The background situation, of course, was something I would come to find quite common. The boy was the older of two siblings who had begun to hurt his younger brother. The parents were at war, and our boy had seen repeated severe violence in the home culminating in a head injury necessitating hospitalisation for the mother. The boy had been bullied, and had threatened in a 6-year-old way to kill his father. This had prompted referral.
Our doctor matched each element of the session to a piece of the history. In addition, she began to describe the emerging relationship between her and the boy, his initial fears, his need for her to respond to threat in a non-violent way, his testing of the emerging bond. She made complete sense of the session mirroring the outside world, talked about something called ‘transference’ (as if we had been taught all about it), and discussed the beginning approach to healing through helping the child to make sense of the world of sand play as a bridge to making sense of the outside world. She described possible interventions she might make over the next few sessions.
I was gob-smacked.
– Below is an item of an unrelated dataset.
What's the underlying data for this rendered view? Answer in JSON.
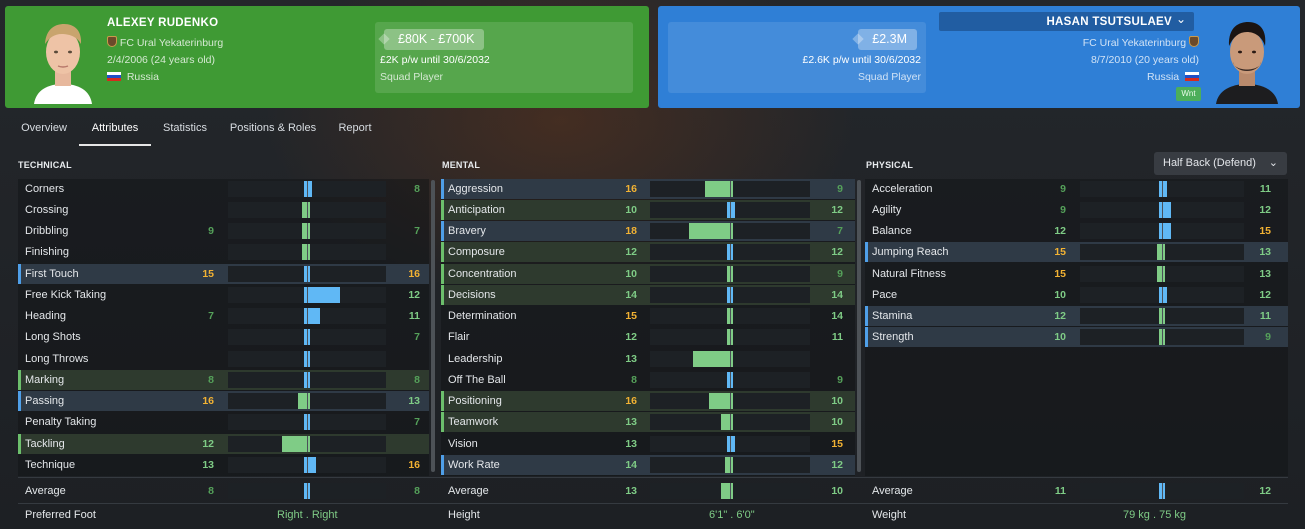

How could you get so much out playing in a sand pit? How did begin to learn about working with children and what to do but also what not to do, as well as pacing the planned therapy? I thought of not much else for days. I discussed the session and my responses with one of the consultants back at King’s, Gordon Stuart Prince. He smiled benignly, quietly suggesting that not only did I have some medical exams to complete, but then, even if I got into psychiatry, I might have to learn to walk before I could run. He was right. In fact, for many reasons, it was to take me 5 years before I became serious about child psychiatry as a career, and then a further 5 years before I could ‘run’.

I believe the ‘lady in the room’, was Eva Frommer, at the time a consultant child psychiatrist at St. Thomas’s Hospital in London, and author of Clinical Child Psychiatry (Heinemann, 1972). Our paths never crossed again, yet I have never forgotten her influence in my life.